I'm being realistic here. Xtext claims to have web integration, using XtextServlet. Servlets must be thread safe because they are used in multi-threaded environment (servlet container) where every HTTP request is processed in a separate thread. This is a definition of servlet.
Which of these facts do you think is false? Are you implying that Xtext developers lie when they say it has web integration since XtextServlet is flawed because it's not threadsafe?

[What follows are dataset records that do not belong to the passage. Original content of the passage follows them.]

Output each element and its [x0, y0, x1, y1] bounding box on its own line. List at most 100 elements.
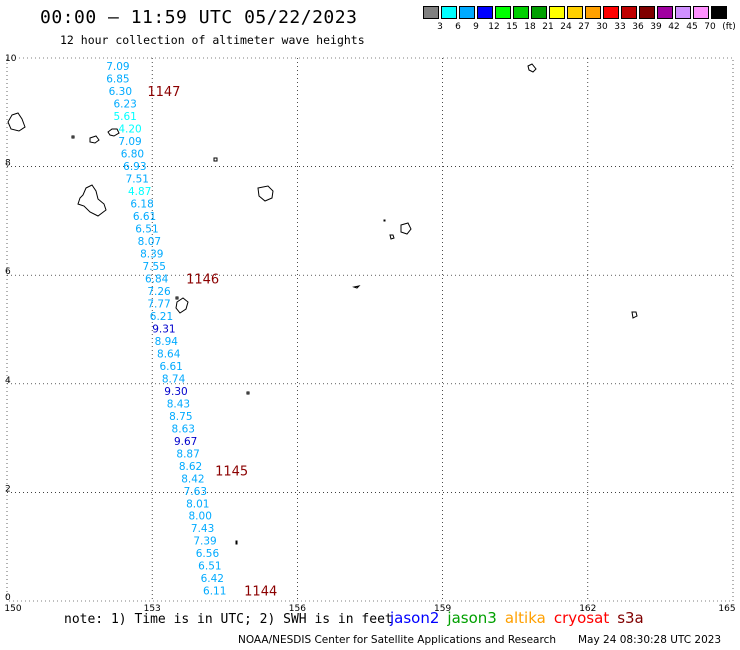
wave-height-value: 8.00: [189, 511, 212, 523]
colorbar-swatch: [513, 6, 529, 19]
colorbar-label: 24: [560, 22, 572, 32]
colorbar-swatch: [639, 6, 655, 19]
wave-height-value: 6.23: [113, 99, 136, 111]
x-tick-label: 156: [289, 604, 306, 614]
colorbar-swatch: [603, 6, 619, 19]
wave-height-value: 5.61: [113, 111, 136, 123]
colorbar-label: 12: [488, 22, 500, 32]
colorbar-label: 18: [524, 22, 536, 32]
colorbar-swatch: [693, 6, 709, 19]
orbit-labels: 1147 1146 1145 1144: [147, 85, 277, 600]
colorbar-label: 30: [596, 22, 608, 32]
island-outline: [89, 135, 100, 144]
wave-height-value: 6.61: [159, 361, 182, 373]
colorbar-swatch: [675, 6, 691, 19]
wave-height-value: 6.61: [133, 211, 156, 223]
wave-height-value: 6.51: [198, 561, 221, 573]
wave-height-value: 8.43: [167, 398, 190, 410]
orbit-number-label: 1144: [244, 585, 277, 600]
wave-height-value: 8.75: [169, 411, 192, 423]
wave-height-value: 6.21: [150, 311, 173, 323]
colorbar-label: 6: [455, 22, 461, 32]
graticule: [7, 58, 733, 601]
colorbar-swatch: [477, 6, 493, 19]
colorbar-swatch: [549, 6, 565, 19]
wave-height-value: 7.09: [118, 136, 141, 148]
colorbar-swatch: [621, 6, 637, 19]
x-tick-label: 150: [4, 604, 21, 614]
colorbar-label: 36: [632, 22, 644, 32]
x-tick-label: 159: [434, 604, 451, 614]
wave-height-value: 7.26: [147, 286, 171, 298]
wave-height-value: 9.30: [164, 386, 187, 398]
colorbar-label: 3: [437, 22, 443, 32]
colorbar-label: 15: [506, 22, 518, 32]
satellite-legend-entry: jason2: [390, 609, 440, 627]
island-outline: [71, 135, 75, 139]
wave-height-value: 8.94: [155, 336, 179, 348]
island-outline: [77, 184, 107, 217]
map-frame: [6, 57, 734, 602]
island-outline: [383, 219, 386, 222]
wave-height-value: 8.01: [186, 498, 209, 510]
axis-ticks: 150 153 156 159 162 165 10 8 6 4 2 0: [4, 54, 735, 614]
orbit-number-label: 1145: [215, 465, 248, 480]
wave-height-value: 8.39: [140, 248, 163, 260]
page-subtitle: 12 hour collection of altimeter wave hei…: [60, 33, 365, 47]
wave-height-value: 7.63: [184, 486, 207, 498]
satellite-legend-entry: s3a: [617, 609, 644, 627]
wave-height-value: 9.31: [152, 323, 175, 335]
wave-height-value: 6.51: [135, 224, 158, 236]
altimeter-track: 7.096.856.306.235.614.207.096.806.937.51…: [106, 61, 226, 598]
wave-height-value: 6.84: [145, 273, 169, 285]
colorbar-label: 21: [542, 22, 554, 32]
wave-height-value: 6.80: [121, 149, 144, 161]
colorbar-swatch: [423, 6, 439, 19]
wave-height-value: 6.11: [203, 586, 226, 598]
wave-height-value: 7.09: [106, 61, 129, 73]
generated-timestamp: May 24 08:30:28 UTC 2023: [578, 634, 722, 646]
wave-height-value: 8.64: [157, 348, 181, 360]
colorbar-swatch: [459, 6, 475, 19]
island-outline: [175, 296, 179, 300]
wave-height-value: 6.93: [123, 161, 146, 173]
island-outline: [107, 128, 120, 137]
island-outline: [389, 234, 395, 240]
island-outline: [257, 185, 274, 202]
colorbar-swatch: [441, 6, 457, 19]
y-tick-label: 6: [5, 267, 11, 277]
island-outline: [527, 63, 537, 73]
colorbar-swatch: [711, 6, 727, 19]
colorbar-swatch: [567, 6, 583, 19]
satellite-legend-entry: jason3: [447, 609, 497, 627]
wave-height-value: 7.39: [193, 536, 216, 548]
satellite-legend-entry: altika: [504, 609, 546, 627]
x-tick-label: 165: [718, 604, 735, 614]
island-outline: [352, 285, 361, 289]
island-outline: [175, 297, 189, 314]
colorbar-label: 42: [668, 22, 680, 32]
credit-line: NOAA/NESDIS Center for Satellite Applica…: [238, 634, 556, 646]
wave-height-value: 8.62: [179, 461, 202, 473]
wave-height-value: 8.07: [138, 236, 161, 248]
colorbar-label: 27: [578, 22, 590, 32]
orbit-number-label: 1147: [147, 85, 180, 100]
island-outline: [246, 391, 250, 395]
wave-height-value: 7.77: [147, 298, 170, 310]
footer-note: note: 1) Time is in UTC; 2) SWH is in fe…: [64, 612, 393, 627]
wave-height-value: 8.42: [181, 473, 204, 485]
wave-height-value: 6.18: [130, 199, 153, 211]
wave-height-value: 6.30: [109, 86, 132, 98]
island-outline: [7, 112, 26, 132]
colorbar-swatch: [531, 6, 547, 19]
orbit-number-label: 1146: [186, 272, 219, 287]
wave-height-value: 4.20: [118, 124, 141, 136]
page-title: 00:00 – 11:59 UTC 05/22/2023: [40, 7, 358, 28]
x-tick-label: 162: [579, 604, 596, 614]
colorbar-swatch: [585, 6, 601, 19]
island-outline: [400, 222, 412, 235]
wave-height-value: 4.87: [128, 186, 151, 198]
y-tick-label: 8: [5, 159, 11, 169]
wave-height-value: 8.63: [172, 423, 195, 435]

XtextServlet can either be thread-safe, or not a properly written servlet (simply speaking, broken). It's either of the two, can't be both. If XtextServlet is not thread safe - it means XtextServlet is broken.
But so far I did not find it to be broken - it works perfectly fine for me (as long as I reuse an instance of Injector created by MyDslWebSetup.createInjectorAndDoEMFRegistration method but keep access to XtextResourceSet/Resource single-threaded/synchronized) - and it is being used by multiple threads by definition and in practice.
Quoting the servlet API javadoc:
https://docs.oracle.com/javaee/7/api/javax/servlet/http/HttpServlet.html
Quote: Servlets typically run on multithreaded servers, so be aware that a servlet must handle concurrent requests and be careful to synchronize access to shared resources. Shared resources include in-memory data such as instance or class variables and external objects such as files, database connections, and network connections.